After serving in the Army Medical Corps from 1951 to 1953, where he was chief of the anesthesiology section at Camp Polk, La., and attained the rank of captain, Dr. Helrich returned to the University of Pennsylvania where he was an assistant professor of anesthesiology from 1954 to 1956.
Dr. Helrich was 34 years old in 1956, when he was selected to head the recently established department of anesthesiology at the University of Maryland School of Medicine.
"He does not mention that in 1956 he took a young anesthesiology department — whose methods were crude by today's standards — and built it into a place where the specialty flourished," said a University of Maryland School of Medicine tribute at the time of his 1988 retirement.
"He also does not mention that he started with a small department faculty and four doctors-in-training, and built it into a faculty of two dozen and more than 20 residents," said the profile.
At the time, the residency program was graduating far fewer anesthesiologists than Maryland needed. During those years, there were only 80 anesthesiologists in the state, with many hospitals not having a staff anesthesiologist.
By the time Dr. Helrich retired, more than 550 anesthesiologists were practicing in the state, with the majority having been trained at the University of Maryland.
"He was always a mentor and the kind of person you could easily go to when you had questions. He always had time and was really a father figure to me and so many others," said Dr. Etter, who completed his residency in anesthesiology at Maryland.
"He was an expert at what he did, and he wanted you to be an expert. He was kind and supportive and very, very sharp," said Dr. Etter.
Dr. Burton S. "Burt" Epstein , a friend of many years, is a retired Washington anesthesiologist.
"There are two things about Martin. First, he was a real mensch, and second, he was very loyal. He was such a nice guy and a very good administrator," said Dr. Epstein.
"Another amazing thing was that he was department chairman for as long as he was, and going through that kind of pressure, [he] was still able to do so much on the outside for our specialty. It really is so amazing," said Dr. Epstein.
He had served as president of the American Board of Anesthesiology and was a governor of the American College of Anesthesiologists and president of the Maryland-D.C. Society of Anesthesiologists.
His work earned him the Distinguished Service Award from the American Society of Anesthesiologists.
Dr. Helrich had also been a consultant to the old Baltimore City Hospitals, the U.S, Medical Center in Bethesda, the old U.S. Public Health Service Hospital in Wyman Park, and the Army Hospital at Fort Meade.

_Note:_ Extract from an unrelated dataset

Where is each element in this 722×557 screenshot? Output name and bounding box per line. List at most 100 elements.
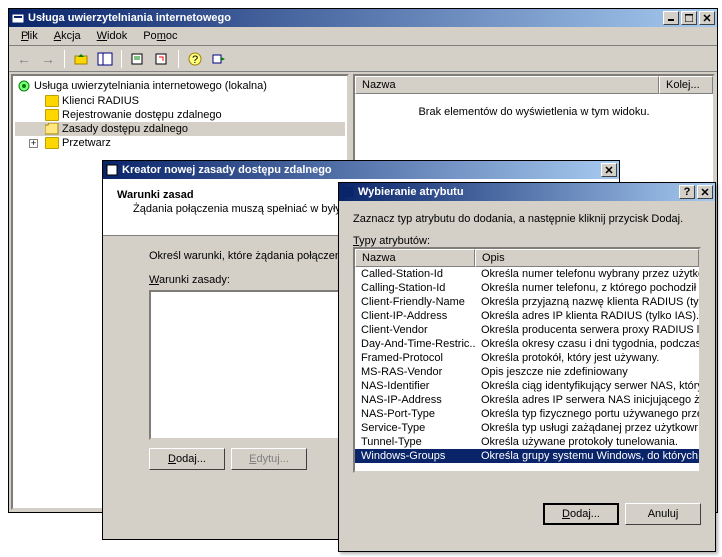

After retiring, Dr. Helrich founded and served from 1988 to 1999 as the first executive director of the Foundation for Anesthesia Education and Research, where he played an instrumental role in the foundation's growth and success. Two years ago, the foundation awarded $1.76 million in research grants.
With more than 90 papers, he maintained a keen interest in research, which was reflected in his review of applications for new drugs for the U.S. Food and Drug Administration and his service with the American Society of Pharmacology and Experimental Therapeutics.

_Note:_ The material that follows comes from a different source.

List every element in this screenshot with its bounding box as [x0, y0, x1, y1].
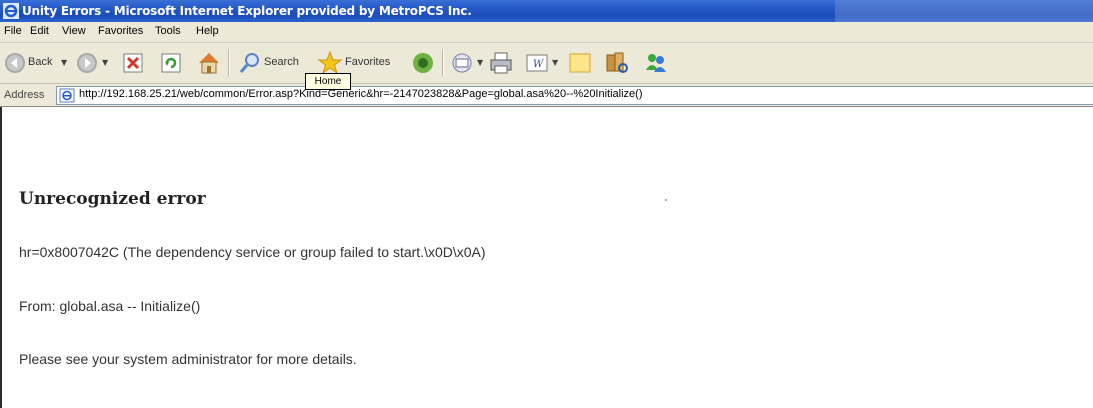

The longtime Pikesville resident enjoyed photography and home improvement projects, and he was an avid reader. He was also a member of a men's discussion group and the Chatham Club.

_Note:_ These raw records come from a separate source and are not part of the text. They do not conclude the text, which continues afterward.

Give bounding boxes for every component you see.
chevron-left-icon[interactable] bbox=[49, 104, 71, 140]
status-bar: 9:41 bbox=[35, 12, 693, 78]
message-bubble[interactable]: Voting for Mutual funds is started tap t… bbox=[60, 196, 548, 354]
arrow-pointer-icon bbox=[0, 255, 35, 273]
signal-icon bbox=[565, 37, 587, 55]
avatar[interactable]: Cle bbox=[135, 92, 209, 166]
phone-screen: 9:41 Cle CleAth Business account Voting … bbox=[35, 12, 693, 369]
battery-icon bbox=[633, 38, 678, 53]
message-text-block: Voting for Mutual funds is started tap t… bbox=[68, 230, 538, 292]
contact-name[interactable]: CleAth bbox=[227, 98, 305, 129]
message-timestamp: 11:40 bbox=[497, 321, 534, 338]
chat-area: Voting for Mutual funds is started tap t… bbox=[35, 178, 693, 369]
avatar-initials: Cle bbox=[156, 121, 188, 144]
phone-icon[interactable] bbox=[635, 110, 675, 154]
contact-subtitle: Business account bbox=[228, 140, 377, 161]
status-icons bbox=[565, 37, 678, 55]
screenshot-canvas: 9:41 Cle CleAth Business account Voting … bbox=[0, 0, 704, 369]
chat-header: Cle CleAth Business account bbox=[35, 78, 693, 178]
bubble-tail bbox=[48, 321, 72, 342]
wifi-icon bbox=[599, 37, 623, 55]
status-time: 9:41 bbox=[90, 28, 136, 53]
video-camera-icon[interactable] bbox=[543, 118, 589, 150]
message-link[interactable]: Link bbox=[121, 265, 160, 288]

He and his wife of 62 years, the former Ina Brunstein, a painter who founded the Maryland Artists Equity Foundation, enjoyed visiting museums and attending the theater and Baltimore Symphony Orchestra concerts.
Services were held Wednesday at Temple Oheb Shalom, where he was a longtime member.
In addition to his wife, Dr. Helrich is survived by two daughters, Lisa Helrich of Washington and Dr. Karen Helrich of Cardiff-by-the-Sea, Calif.; a brother, Kenneth Helrich of Marlboro, N.J.; a sister, Ruth Hyman of Margate City, N.J.; and two granddaughters.